When solving a differential equation, finding a unique solution is crucial. The solution of a differential equation is considered unique if, for a given point located within a specified region, there exists only one solution that satisfies both the equation and the initial conditions. In the context of our differential equation, \( y' = \frac{x^2}{4-y^2} \),we aim to determine specific settings under which a unique solution exists.To ascertain uniqueness, we utilize the **Picard-Lindelöf Theorem (or Picard's Theorem)**, which necessitates that the function\( f(x, y) = \frac{x^2}{4-y^2} \)be continuous in the region and that it possesses a continuous partial derivative, especially with respect to \( y \), in a neighborhood around the initial point \((x_0, y_0)\).
This guarantees a locally unique solution to the initial value problem.

Continuity plays an essential role in solving differential equations as it ensures no abrupt changes in the value of a function within a given region.
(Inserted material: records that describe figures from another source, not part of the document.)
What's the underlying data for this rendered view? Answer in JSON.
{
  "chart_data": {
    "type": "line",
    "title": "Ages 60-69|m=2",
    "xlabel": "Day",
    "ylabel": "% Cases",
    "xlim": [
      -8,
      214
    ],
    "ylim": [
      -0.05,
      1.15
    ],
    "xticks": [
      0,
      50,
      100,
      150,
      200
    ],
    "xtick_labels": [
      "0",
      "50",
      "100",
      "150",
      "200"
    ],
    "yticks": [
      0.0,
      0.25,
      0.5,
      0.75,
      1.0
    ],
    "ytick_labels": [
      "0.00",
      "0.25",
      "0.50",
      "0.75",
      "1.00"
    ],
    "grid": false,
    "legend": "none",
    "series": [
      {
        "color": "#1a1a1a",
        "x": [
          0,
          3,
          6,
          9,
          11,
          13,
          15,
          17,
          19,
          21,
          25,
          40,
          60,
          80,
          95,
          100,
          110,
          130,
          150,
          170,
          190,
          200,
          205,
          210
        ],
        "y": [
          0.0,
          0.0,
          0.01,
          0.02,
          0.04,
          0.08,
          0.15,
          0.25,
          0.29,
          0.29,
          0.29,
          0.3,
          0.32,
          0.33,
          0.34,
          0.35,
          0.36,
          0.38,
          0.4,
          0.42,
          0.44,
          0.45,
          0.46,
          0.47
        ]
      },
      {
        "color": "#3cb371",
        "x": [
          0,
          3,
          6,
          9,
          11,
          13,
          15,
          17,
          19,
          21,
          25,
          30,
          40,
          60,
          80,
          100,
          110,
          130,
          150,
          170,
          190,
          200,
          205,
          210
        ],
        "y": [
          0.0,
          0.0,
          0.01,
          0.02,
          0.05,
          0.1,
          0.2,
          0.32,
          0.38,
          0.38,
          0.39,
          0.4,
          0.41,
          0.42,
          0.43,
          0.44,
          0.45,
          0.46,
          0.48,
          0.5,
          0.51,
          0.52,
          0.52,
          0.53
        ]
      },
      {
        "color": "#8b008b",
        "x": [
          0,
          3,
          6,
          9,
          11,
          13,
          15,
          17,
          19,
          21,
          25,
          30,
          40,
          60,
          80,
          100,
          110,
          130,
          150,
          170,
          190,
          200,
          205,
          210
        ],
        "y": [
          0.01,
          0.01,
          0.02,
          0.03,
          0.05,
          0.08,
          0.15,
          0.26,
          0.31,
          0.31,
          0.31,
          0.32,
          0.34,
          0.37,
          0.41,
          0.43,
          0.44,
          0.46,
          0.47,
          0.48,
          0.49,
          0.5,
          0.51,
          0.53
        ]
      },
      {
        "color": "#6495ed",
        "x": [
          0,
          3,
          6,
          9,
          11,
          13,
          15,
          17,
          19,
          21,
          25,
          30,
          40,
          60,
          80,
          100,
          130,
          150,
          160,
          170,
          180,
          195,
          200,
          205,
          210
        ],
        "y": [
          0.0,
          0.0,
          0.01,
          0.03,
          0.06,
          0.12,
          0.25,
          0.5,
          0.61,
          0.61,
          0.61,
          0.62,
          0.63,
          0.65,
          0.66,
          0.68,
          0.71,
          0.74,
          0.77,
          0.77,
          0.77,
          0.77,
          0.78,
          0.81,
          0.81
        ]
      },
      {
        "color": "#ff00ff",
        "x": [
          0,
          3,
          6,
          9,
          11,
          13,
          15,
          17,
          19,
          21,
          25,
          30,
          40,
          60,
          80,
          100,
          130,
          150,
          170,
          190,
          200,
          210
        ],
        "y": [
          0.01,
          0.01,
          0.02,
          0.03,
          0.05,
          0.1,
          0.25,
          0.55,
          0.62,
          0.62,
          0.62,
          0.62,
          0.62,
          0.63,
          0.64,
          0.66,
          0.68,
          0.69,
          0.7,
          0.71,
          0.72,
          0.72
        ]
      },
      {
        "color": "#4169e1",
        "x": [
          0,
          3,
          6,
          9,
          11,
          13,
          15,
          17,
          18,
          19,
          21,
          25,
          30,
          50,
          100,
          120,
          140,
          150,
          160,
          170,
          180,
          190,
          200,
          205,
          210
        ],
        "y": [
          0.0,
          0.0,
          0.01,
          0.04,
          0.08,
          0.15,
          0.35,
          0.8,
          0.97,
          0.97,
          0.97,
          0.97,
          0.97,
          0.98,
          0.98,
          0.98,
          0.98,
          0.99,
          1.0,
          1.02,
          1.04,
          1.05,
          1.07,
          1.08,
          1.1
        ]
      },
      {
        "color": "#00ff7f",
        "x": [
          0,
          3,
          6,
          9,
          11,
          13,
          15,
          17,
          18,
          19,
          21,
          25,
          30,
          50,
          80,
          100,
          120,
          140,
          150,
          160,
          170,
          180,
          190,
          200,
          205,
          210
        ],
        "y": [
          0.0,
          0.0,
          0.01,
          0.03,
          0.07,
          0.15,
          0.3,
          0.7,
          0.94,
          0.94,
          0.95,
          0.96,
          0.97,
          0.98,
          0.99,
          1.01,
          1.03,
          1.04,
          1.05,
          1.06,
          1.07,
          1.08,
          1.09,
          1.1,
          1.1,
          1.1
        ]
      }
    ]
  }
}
For our differential equation\( y' = \frac{x^2}{4-y^2} \),continuity requires that the function \( f(x, y) = \frac{x^2}{4-y^2} \) is defined without interruptions within the region being analyzed.Continuity depends significantly on the domain. For this function to remain continuous:

• The denominator must not be zero, implying \( 4 - y^2 eq 0 \).
• This occurs when \( y eq 2 \) and \( y eq -2 \).

Thus, as long as \( y \) stays outside \( 2 \) and \( -2 \), continuity—and consequently a unique solution—can be preserved.

Discontinuity signifies places where a function ceases to operate predictably or return real values. It generally indicates points or lines where the function becomes undefined and can't deliver solutions.In our specific problem, the function\( f(x, y) = \frac{x^2}{4-y^2} \)exhibits discontinuity by developing a zero denominator when \( y^2 = 4 \). As a result,

• The values \( y = 2 \) and \( y = -2 \) create vertical asymptotes or "walls," disrupting continuity.
• These values must be explicitly avoided when seeking solutions.

Understanding these breaking points allows us to accurately outline regions devoid of discontinuities, vital for ensuring the equation remains solvable with a unique solution.

An initial value problem, in the realm of differential equations, involves equations paired with a predefined point, known as an initial condition. This enables us to solve the differential equation uniquely and tailor it specific to a boundary condition.In the case of\((4-y^2) y^{\prime}=x^2 \),we explore solutions of the type \( y(x) \) such that not only does the differential equation hold but also the conditions at the starting point \((x_0, y_0)\).
Given the initial condition, the problem morphs into a more directed task, where methods and theories about continuous functions and partial derivatives guide us to unique solutions specific to the entire equation from inception through result. Make sure to pick initial conditions outside the discontinuity points, particularly \( y = 2 \) and \( y = -2 \).